Newell also used a “pick and holds” tactic, in which employees shipped goods early to customers without their approval, arranging for third parties to store the goods for days or weeks until delivery on dates during the next quarter requested by the customers, the SEC said.
Newell during Q3 2016 reclassified as administrative expenses — rather than as deductions from revenue — concessions to customers such as reduced shipping costs, the SEC said. The change veiled underperformance, creating “the appearance of higher sales and sales growth.”
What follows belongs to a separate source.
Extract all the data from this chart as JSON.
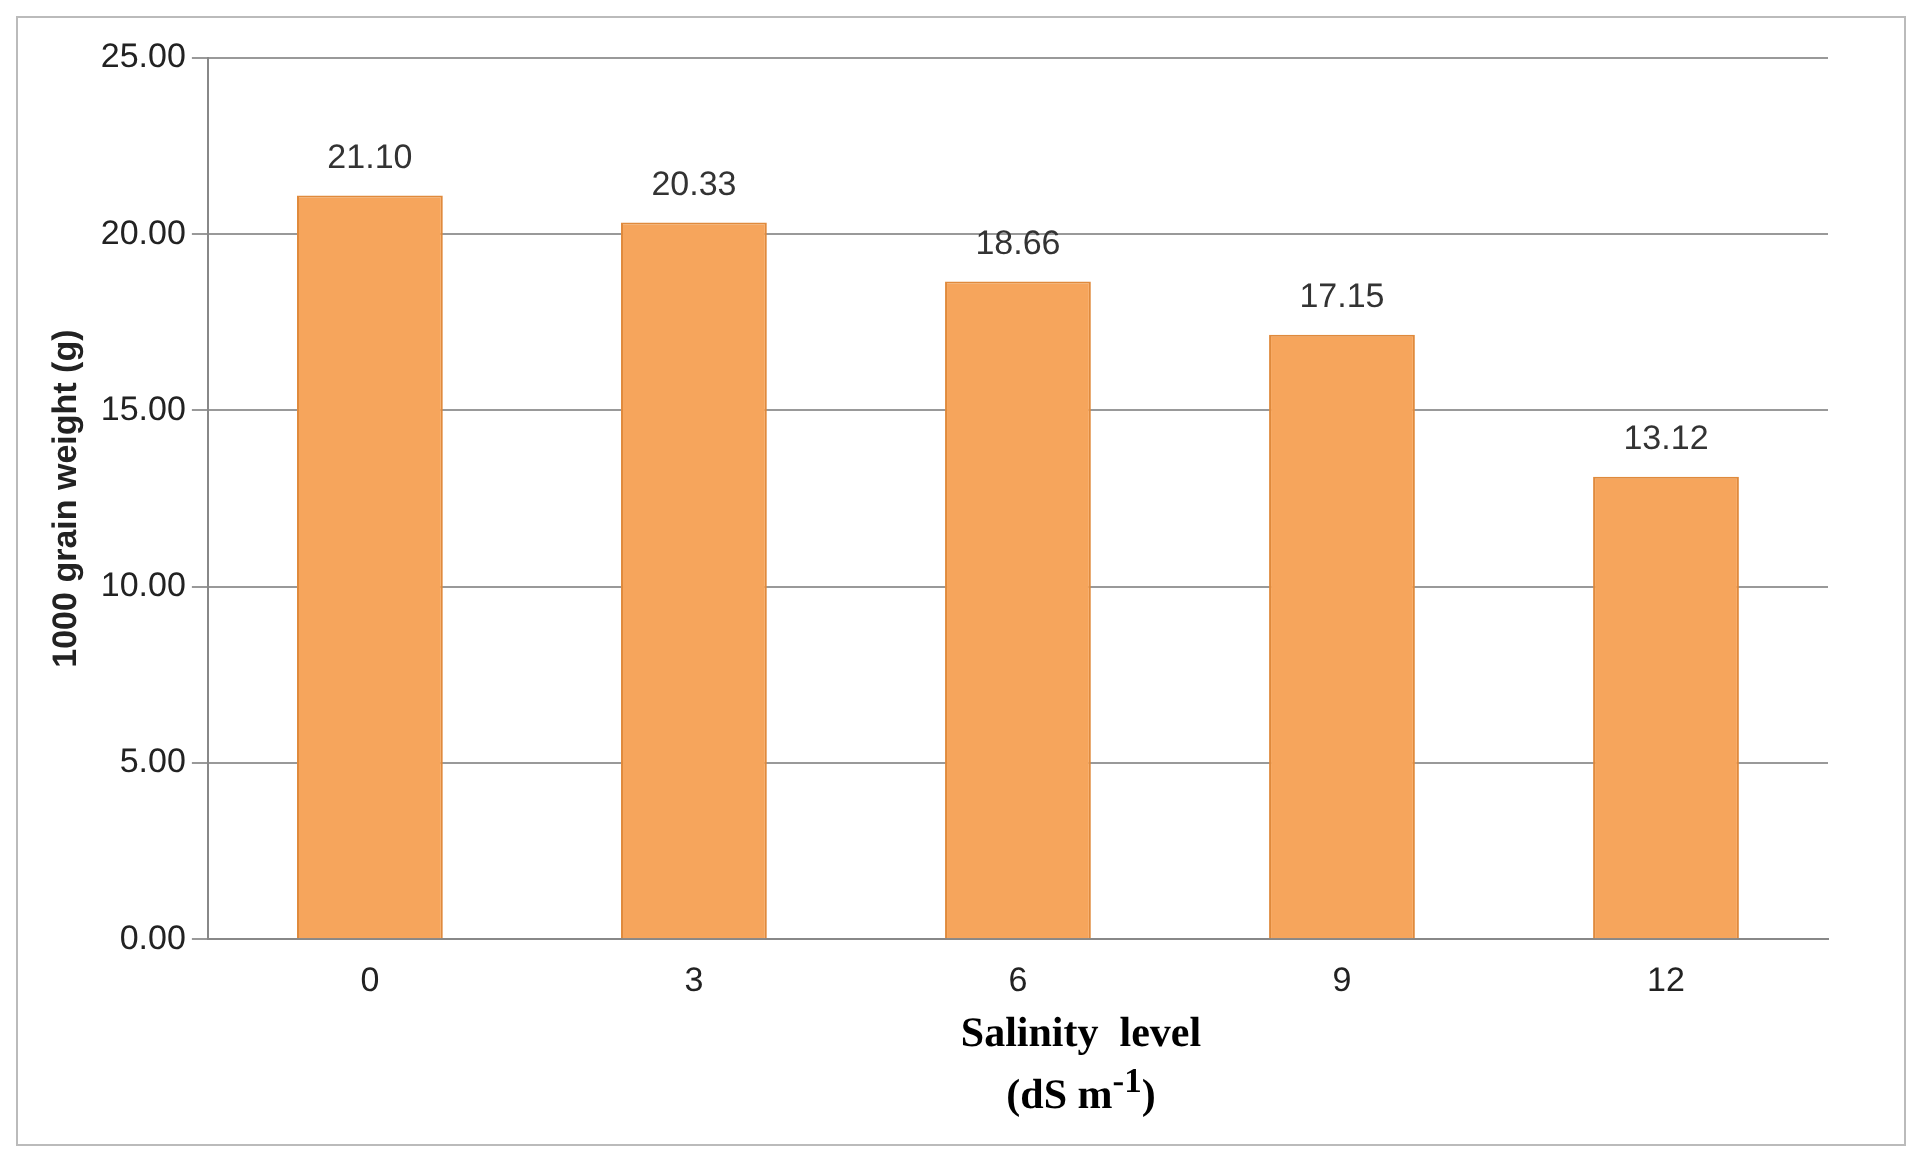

During Q4 2016, after shipping in December some orders previously scheduled for shipment in January, Newell still fell short of sales goals, according to the agency. Polk told Newell’s leadership to “scrub” accruals for the cost of customer promotional incentives, discounts and rebates to identify accruals to be reduced.
In Q2 2017 a member of Newell’s audit committee and the company’s auditor expressed concern to company management about various reclassifications, the SEC said. Newell disregarded the warnings.
The company “deprived investors of information relevant to an accurate and complete understanding of actual sales trends,” the agency said.
A spokesperson for Newell, a consumer products company, declined to comment while referring to an 8-K filing with the SEC that neither admits nor denies the agency’s findings.
“The settlement does not name any of the current executive officers of the company,” Newell said in the Sept. 29 filing. “In connection with the settlement, which concludes the SEC’s investigation of the company, the SEC specifically noted the company’s significant cooperation, as well as improvements made to the company’s control environment.”